During JPMorgan Chase’s annual shareholder meeting in Tampa today a contrite CEO Jamie Dimon addressed the bank’s massive $2 billion trading loss, saying “I cannot justify it” and “all corrective action will be taken.”
Dimon, however, avoided a shareholder rebuke. His multi-million dollar pay package and dual role as chairman and CEO were approved.
The “say on pay” vote was overwhelmingly in favor of the executive compensation packages, with a vote of 91.5 percent.
There didn’t seem to be any more vitriol at this meeting compared with shareholder meetings at other big banks in recent years.
JPMorgan stock is up nearly 3 percent in trading today. The bank’s shares took a 13 percent beating after the news broke and shareholders will likely have more questions for management on how they allowed such a big mistake.
At least one top manager — investment chief Ina Drew — has lost her job and some institutional shareholders were asking that Dimon be stripped of his dual role of chairman and CEO.
The bank had $19 billion in profits last year. Clearly a $2 billion loss is not going to destroy the institution.

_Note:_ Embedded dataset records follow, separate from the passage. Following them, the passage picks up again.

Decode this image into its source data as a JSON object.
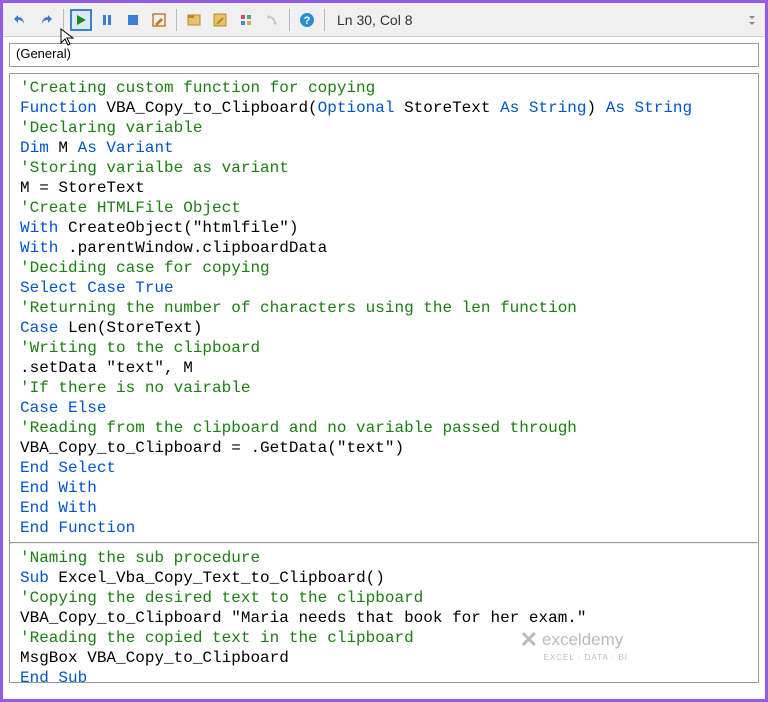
{
  "toolbar": {
    "status": "Ln 30, Col 8",
    "icons": [
      {
        "name": "undo-icon"
      },
      {
        "name": "redo-icon"
      },
      {
        "name": "run-icon",
        "selected": true,
        "color": "#1a8a1a"
      },
      {
        "name": "pause-icon",
        "color": "#3b7fd4"
      },
      {
        "name": "stop-icon",
        "color": "#3b7fd4"
      },
      {
        "name": "design-icon"
      },
      {
        "name": "project-icon"
      },
      {
        "name": "properties-icon"
      },
      {
        "name": "object-icon"
      },
      {
        "name": "toolbox-icon"
      },
      {
        "name": "help-icon",
        "color": "#2b8ed4"
      }
    ]
  },
  "dropdown": {
    "label": "(General)"
  },
  "code1": [
    [
      {
        "t": "'Creating custom function for copying",
        "c": "cm"
      }
    ],
    [
      {
        "t": "Function",
        "c": "kw"
      },
      {
        "t": " VBA_Copy_to_Clipboard(",
        "c": "pl"
      },
      {
        "t": "Optional",
        "c": "kw"
      },
      {
        "t": " StoreText ",
        "c": "pl"
      },
      {
        "t": "As String",
        "c": "kw"
      },
      {
        "t": ") ",
        "c": "pl"
      },
      {
        "t": "As String",
        "c": "kw"
      }
    ],
    [
      {
        "t": "'Declaring variable",
        "c": "cm"
      }
    ],
    [
      {
        "t": "Dim",
        "c": "kw"
      },
      {
        "t": " M ",
        "c": "pl"
      },
      {
        "t": "As Variant",
        "c": "kw"
      }
    ],
    [
      {
        "t": "'Storing varialbe as variant",
        "c": "cm"
      }
    ],
    [
      {
        "t": "M = StoreText",
        "c": "pl"
      }
    ],
    [
      {
        "t": "'Create HTMLFile Object",
        "c": "cm"
      }
    ],
    [
      {
        "t": "With",
        "c": "kw"
      },
      {
        "t": " CreateObject(\"htmlfile\")",
        "c": "pl"
      }
    ],
    [
      {
        "t": "With",
        "c": "kw"
      },
      {
        "t": " .parentWindow.clipboardData",
        "c": "pl"
      }
    ],
    [
      {
        "t": "'Deciding case for copying",
        "c": "cm"
      }
    ],
    [
      {
        "t": "Select Case True",
        "c": "kw"
      }
    ],
    [
      {
        "t": "'Returning the number of characters using the len function",
        "c": "cm"
      }
    ],
    [
      {
        "t": "Case",
        "c": "kw"
      },
      {
        "t": " Len(StoreText)",
        "c": "pl"
      }
    ],
    [
      {
        "t": "'Writing to the clipboard",
        "c": "cm"
      }
    ],
    [
      {
        "t": ".setData \"text\", M",
        "c": "pl"
      }
    ],
    [
      {
        "t": "'If there is no vairable",
        "c": "cm"
      }
    ],
    [
      {
        "t": "Case Else",
        "c": "kw"
      }
    ],
    [
      {
        "t": "'Reading from the clipboard and no variable passed through",
        "c": "cm"
      }
    ],
    [
      {
        "t": "VBA_Copy_to_Clipboard = .GetData(\"text\")",
        "c": "pl"
      }
    ],
    [
      {
        "t": "End Select",
        "c": "kw"
      }
    ],
    [
      {
        "t": "End With",
        "c": "kw"
      }
    ],
    [
      {
        "t": "End With",
        "c": "kw"
      }
    ],
    [
      {
        "t": "End Function",
        "c": "kw"
      }
    ]
  ],
  "code2": [
    [
      {
        "t": "'Naming the sub procedure",
        "c": "cm"
      }
    ],
    [
      {
        "t": "Sub",
        "c": "kw"
      },
      {
        "t": " Excel_Vba_Copy_Text_to_Clipboard()",
        "c": "pl"
      }
    ],
    [
      {
        "t": "'Copying the desired text to the clipboard",
        "c": "cm"
      }
    ],
    [
      {
        "t": "VBA_Copy_to_Clipboard \"Maria needs that book for her exam.\"",
        "c": "pl"
      }
    ],
    [
      {
        "t": "'Reading the copied text in the clipboard",
        "c": "cm"
      }
    ],
    [
      {
        "t": "MsgBox VBA_Copy_to_Clipboard",
        "c": "pl"
      }
    ],
    [
      {
        "t": "End Sub",
        "c": "kw"
      }
    ]
  ],
  "watermark": {
    "brand": "exceldemy",
    "sub": "EXCEL · DATA · BI"
  }
}
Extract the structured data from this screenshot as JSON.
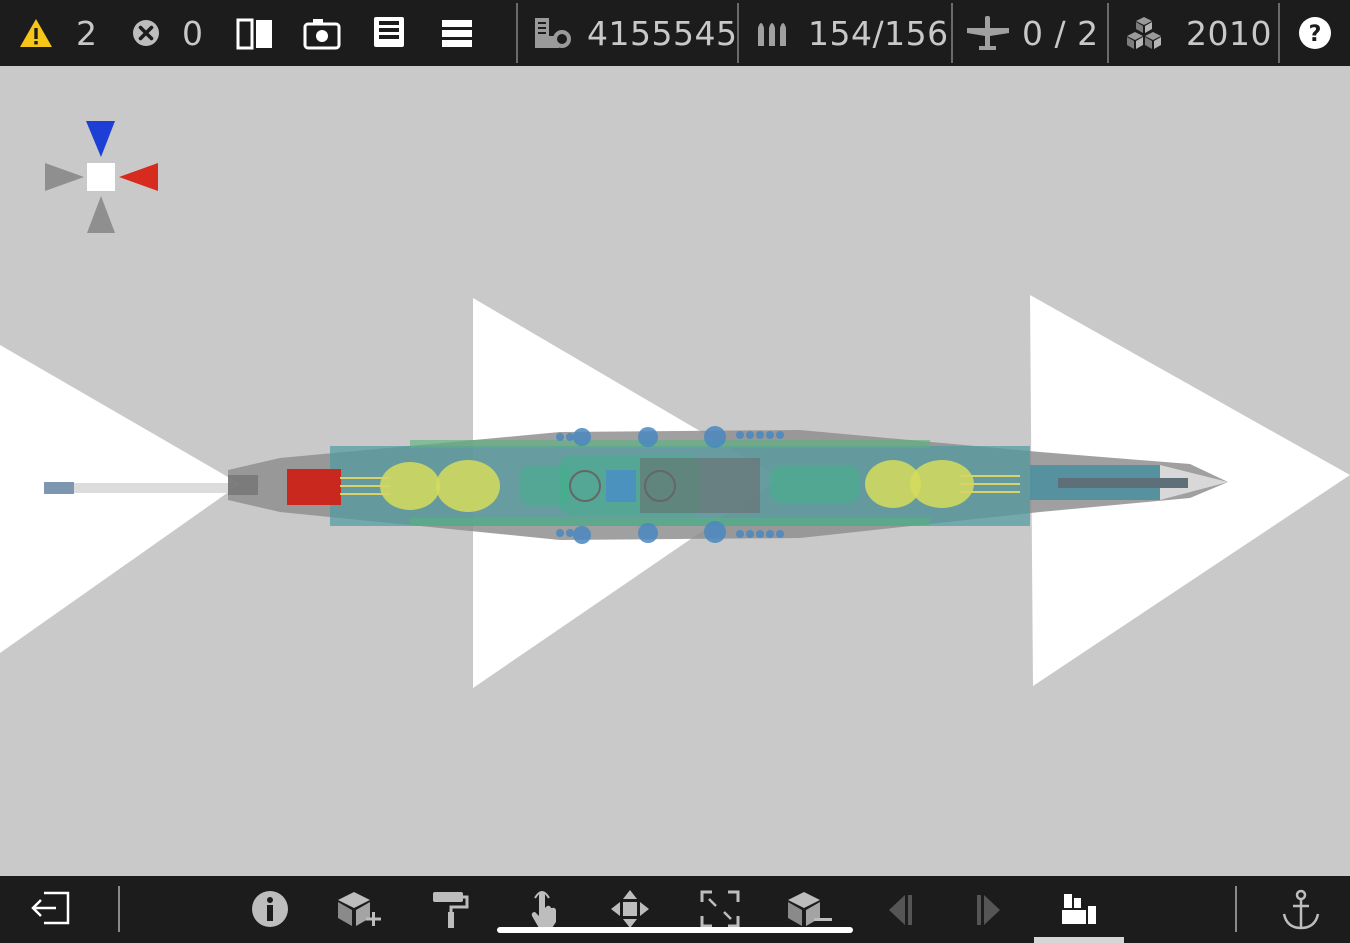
{
  "topbar": {
    "warnings_count": "2",
    "errors_count": "0",
    "cost_value": "4155545",
    "armament_value": "154/156",
    "aircraft_value": "0 / 2",
    "year_value": "2010",
    "colors": {
      "background": "#1c1c1c",
      "text": "#c8c8c8",
      "warning": "#f5c518"
    }
  },
  "compass": {
    "colors": {
      "up": "#1e3fd6",
      "right": "#d62b1e",
      "left_down": "#8f8f8f",
      "center": "#ffffff"
    }
  },
  "bottombar": {
    "icons": [
      "exit-icon",
      "info-icon",
      "add-block-icon",
      "paint-roller-icon",
      "touch-icon",
      "move-icon",
      "resize-icon",
      "remove-block-icon",
      "prev-icon",
      "next-icon",
      "factory-icon",
      "anchor-icon"
    ]
  },
  "canvas": {
    "background": "#c9c9c9"
  }
}
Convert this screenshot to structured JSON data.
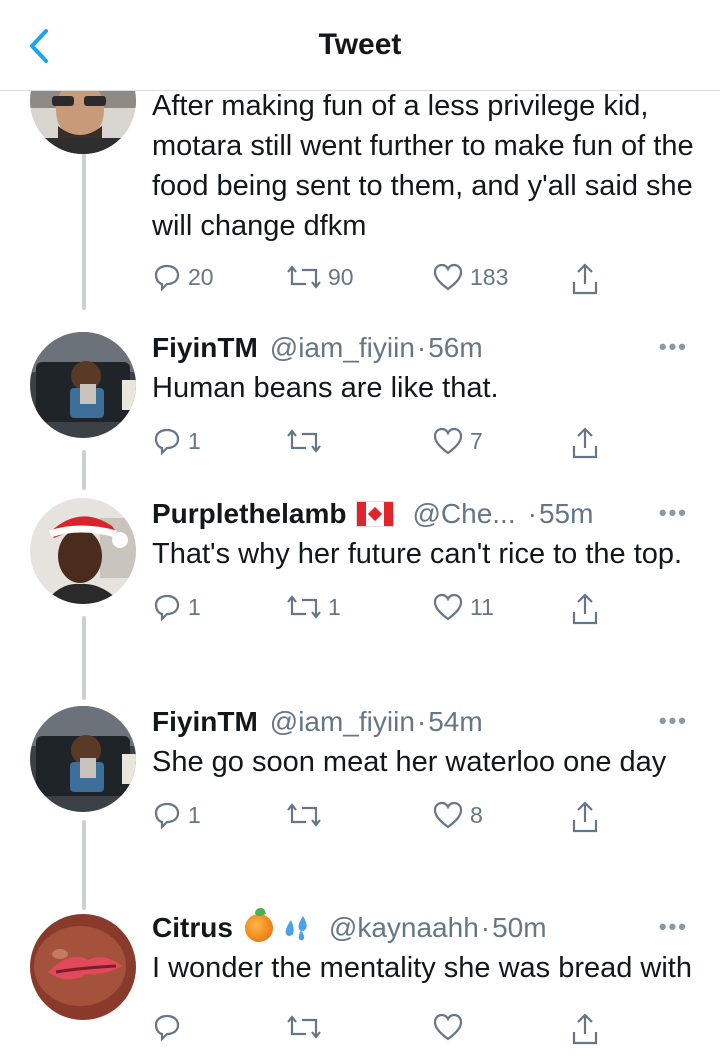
{
  "header": {
    "title": "Tweet"
  },
  "colors": {
    "accent": "#1da1f2",
    "text": "#14171a",
    "muted": "#657786"
  },
  "tweets": [
    {
      "avatar": "profile-photo-man-glasses",
      "text": "After making fun of a less privilege kid, motara still went further to make fun of the food being sent to them, and y'all said she will change dfkm",
      "replies": "20",
      "retweets": "90",
      "likes": "183"
    },
    {
      "name": "FiyinTM",
      "handle": "@iam_fiyiin",
      "time": "56m",
      "avatar": "profile-photo-man-car",
      "text": "Human beans are like that.",
      "replies": "1",
      "retweets": "",
      "likes": "7"
    },
    {
      "name": "Purplethelamb",
      "flag": "canada-flag",
      "handle": "@Che...",
      "time": "55m",
      "avatar": "profile-photo-santa-hat",
      "text": "That's why her future can't rice to the top.",
      "replies": "1",
      "retweets": "1",
      "likes": "11"
    },
    {
      "name": "FiyinTM",
      "handle": "@iam_fiyiin",
      "time": "54m",
      "avatar": "profile-photo-man-car",
      "text": "She go soon meat her waterloo one day",
      "replies": "1",
      "retweets": "",
      "likes": "8"
    },
    {
      "name": "Citrus",
      "emojis": [
        "orange-emoji",
        "sweat-droplets-emoji"
      ],
      "handle": "@kaynaahh",
      "time": "50m",
      "avatar": "profile-photo-lips",
      "text": "I wonder the mentality she was bread with"
    }
  ]
}
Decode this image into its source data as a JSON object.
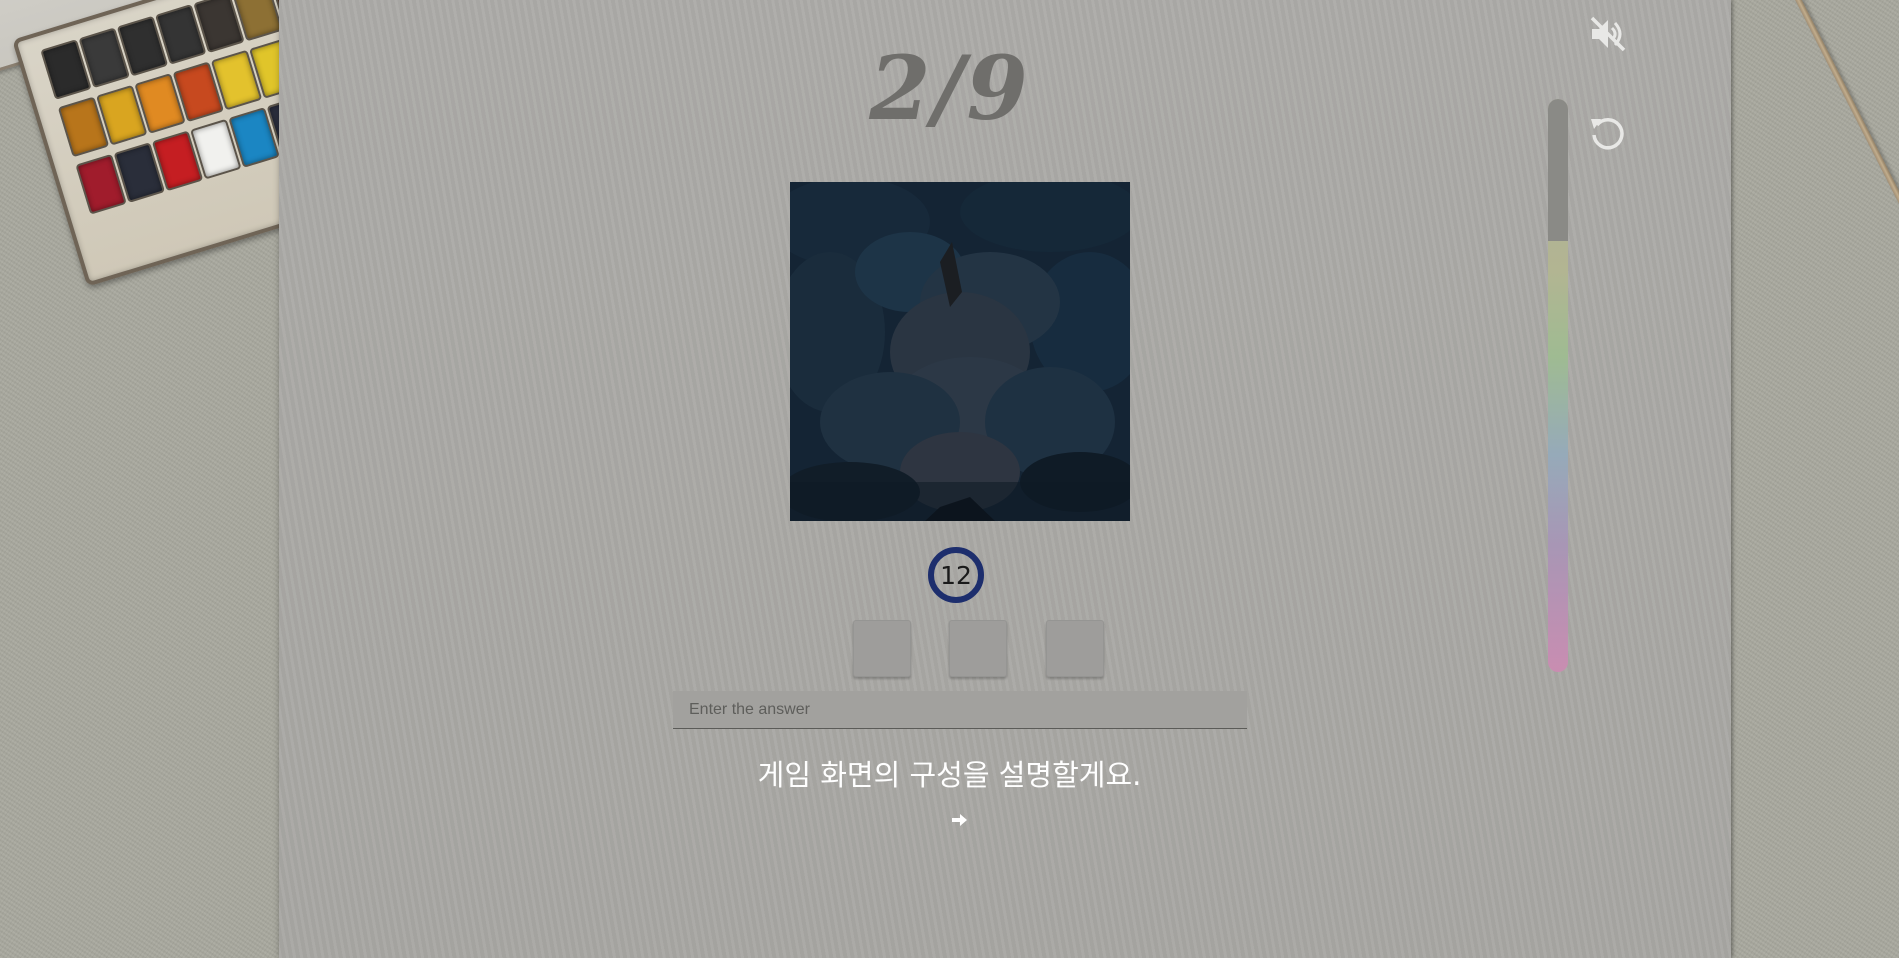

President Obama told the hosts of ABC’s “The View” that the bank’s risky bets exemplified the need for Wall Street reform.
“JPMorgan is one of the best-managed banks there is. Jamie Dimon, the head of it, is one of the smartest bankers we got and they still lost $2 billion and counting,” the president said. “We don’t know all the details. It’s going to be investigated, but this is why we passed Wall Street reform.”
Todd Hagerman, an analyst with Sterne Agee points out that egregious mistakes were made, but if Dimon were to step down, “who in god’s name is going to take his place?”
Separately some are calling on Dimon to step down from the board of the New York Federal Reserve. The New York Fed is responsible for regulating banks and Elizabeth Warren, who is running for Senate in Massachusetts, and Vermont Sen. Bernie Sanders say there is a clear conflict of interest.
Before this mess Dimon was widely considered to have a remarkable ability to keep close watch on his more than 250,000 employees. Now it’s clear that the Wall Street Journal and Bloomberg News learned about out-of-control trades well before Dimon did.
Dimon is facing criticism in particular because he dismissed the concerns at first, calling the press reports a “tempest in the teapot.”
The revelation of the massive loss has led to the bank being downgraded by Fitch, one of the three major financial ratings agencies.